Terugblik op eigen functioneren In het gesprek word ik bewogen door de impact van de gedwongen opname bij M, zijn angst voor herhaling en de angst bij V dat het terug komt. Betreffende mijn pastorale functioneren, probeer ik zodanig met hen in gesprek te gaan dat ze de angst bij elkaar horen en erkennen. Ethisch gezien heb ik geprobeerd het aspect van de verantwoordelijkheid naar elkaar te benoemen en bespreekbaar te maken.
Leereffecten Aangaande mezelf heb ik geleerd dat ik het lastig vind met twee gesprekpartners tegelijk in gesprek te zijn. Het is een soort balanceren en alert zijn dat aan allebei recht gedaan wordt, door voor beide oog te hebben. Over V en M als echtpaar, heb ik geleerd dat de ziekte en de gedwongen opname van M groot impact heeft op hun relatie. De
ontspannenheid is er af en er is dagelijkse zorg, vooral bij V. Betreffende mijn vak heb ik geleerd dat je als pastor de gelegenheid en tijd hebt om verder door te praten over wat ieder apart en hen samen bezig houdt. Ze zeggen allebei vertrouwen in mij te hebben. Aangaande ethisch correct gedrag merkte ik dat juist dit vertrouwen me extra alert maakte op wat ik zei.
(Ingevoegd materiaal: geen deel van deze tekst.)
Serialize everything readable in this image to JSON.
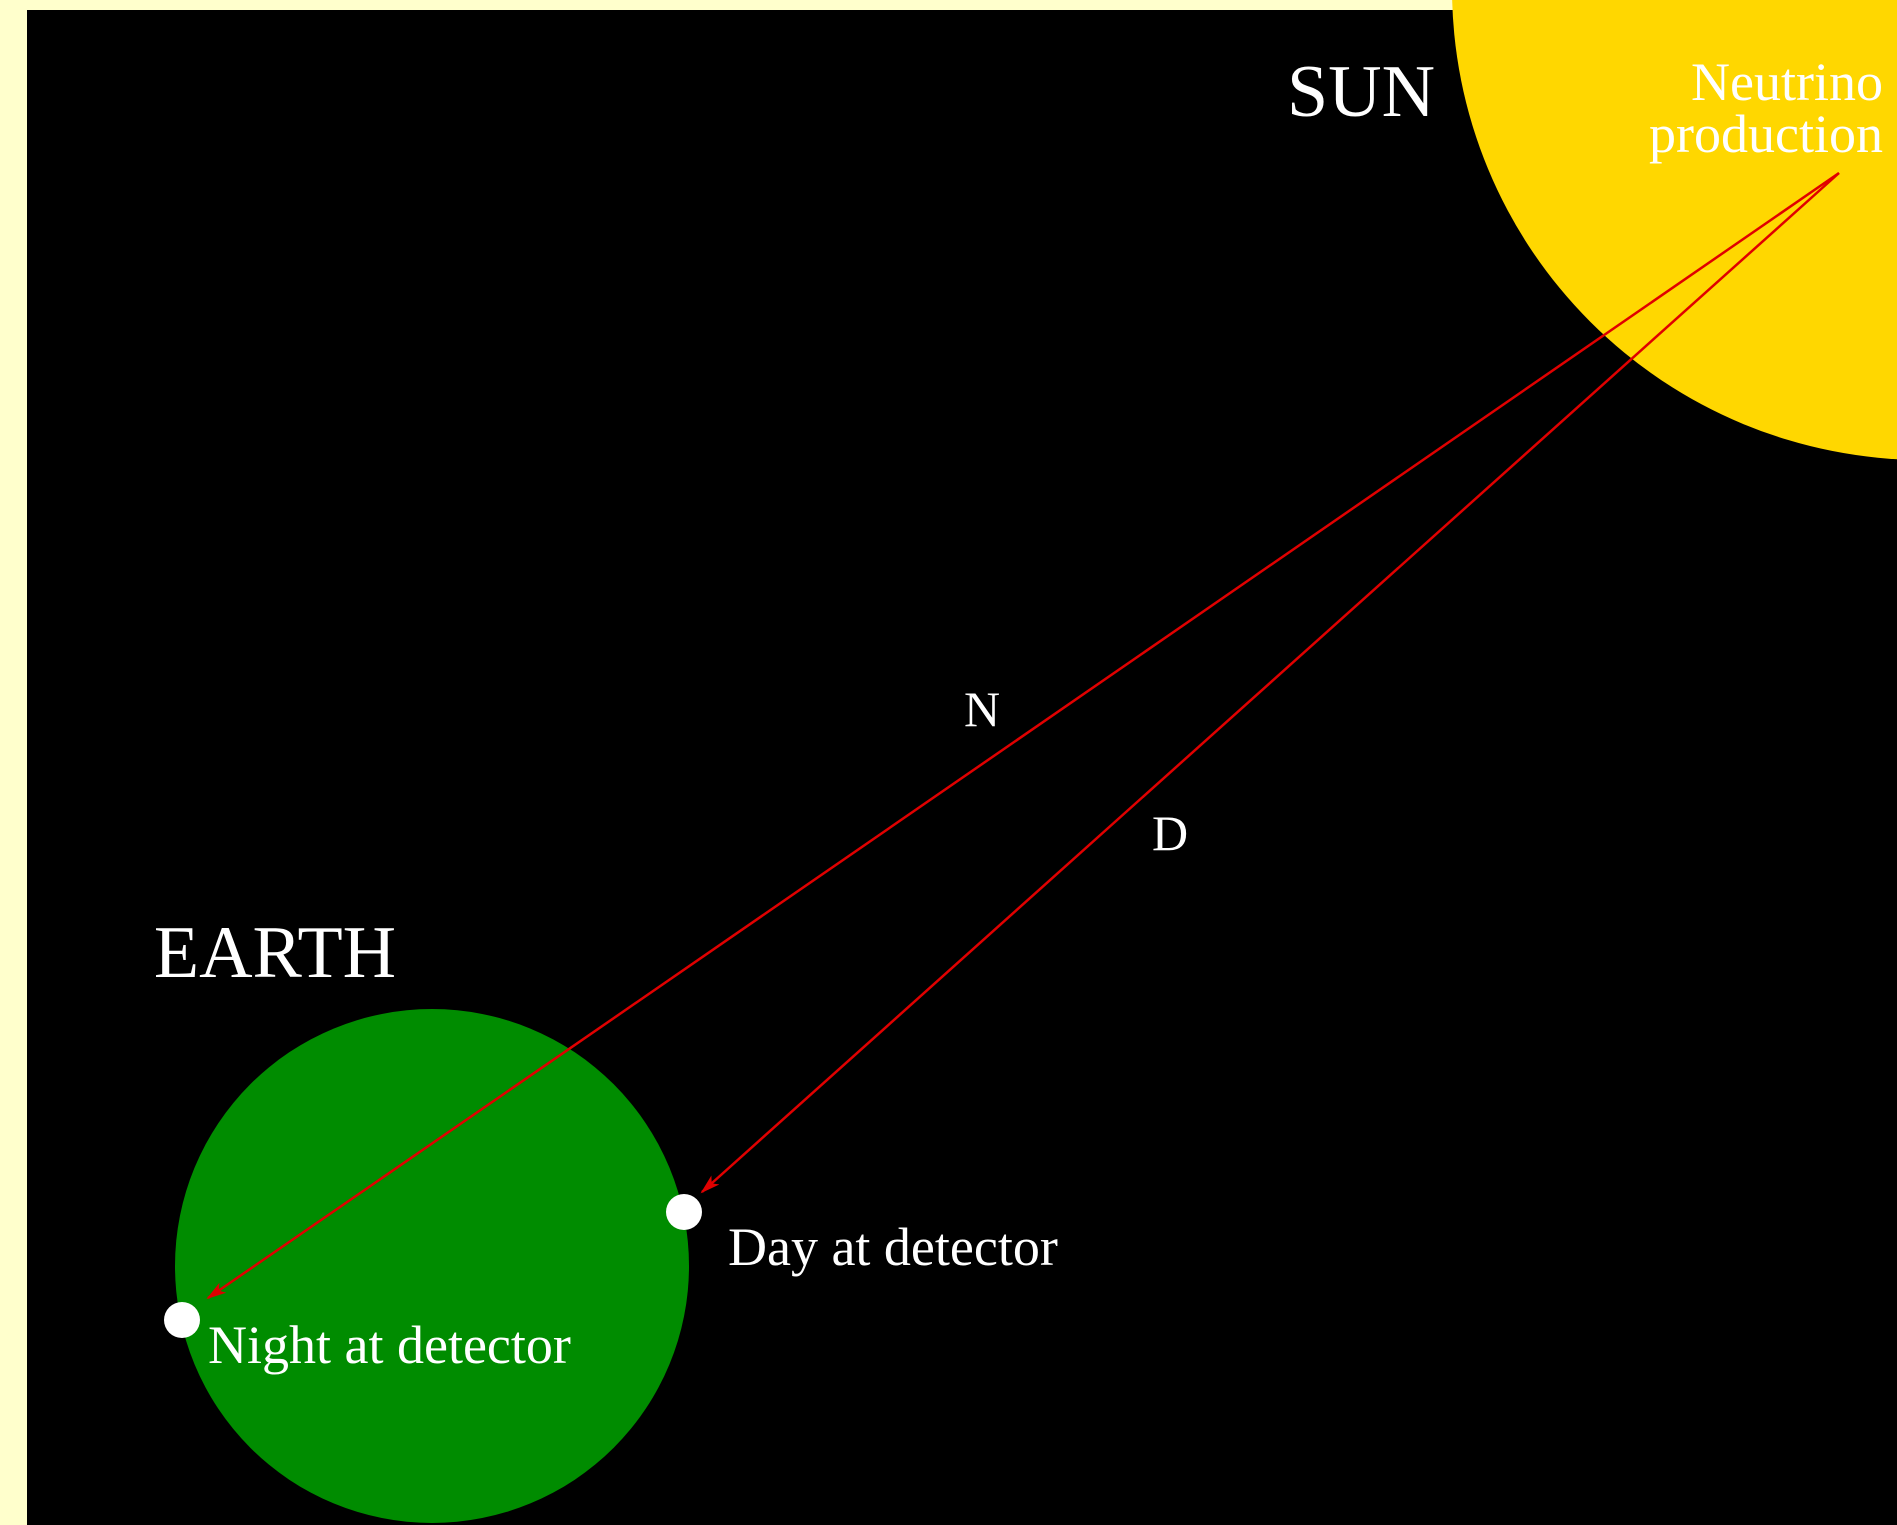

Als ik bijvoorbeeld bevestigd zou hebben dat M wellicht manisch-depressief is, dan zouden ze dat van mij hebben aangenomen.
'Actief respect' analyseren 'Actief respect' wordt in het pastoraat al doende bewerkt door de personen die men ontmoet als deel van een relationeel netwerk te behandelen én door de actuele (pastorale) relatie te eerbiedigen. Hoe dit verloopt, maak ik zichtbaar voor analyse door middel van de bejegeningskringloop van Cuvelier. Dit analytische kader toont het proces waarlangs verbondenheid tussen mensen tot stand komt: door betrokkenheid, erkenning, toegankelijkheid, laten bezinken, eerlijke antwoord, daadwerkelijke inzet en effectbesef. In Verbondenheid beschrijft Cuvelier hoe elke levensvorm, ook de mens ontstaat en zich interactief ontwikkelt5. Voor hem is “ethiek verantwoordelijkheid nemen voor de relatie” die door op elkaar gerichte communicatie ontstaat6. Hij noemt twee grondregels: laten zijn wat is, en alles wat zich verbindt, bevorderen. 'Laten zijn wat is' slaat op “het goede in stand houden” en “waar mogelijk de kwaliteit vergroten”. Verbindingen bevorderen door “de bezieling,
5 F. CUVELIER, Verbondenheid. Het ontstaan van menselijke relaties, Kapellen, Pelckmans; Baarn, Agora, 1998. 6 Ibid., 112-115.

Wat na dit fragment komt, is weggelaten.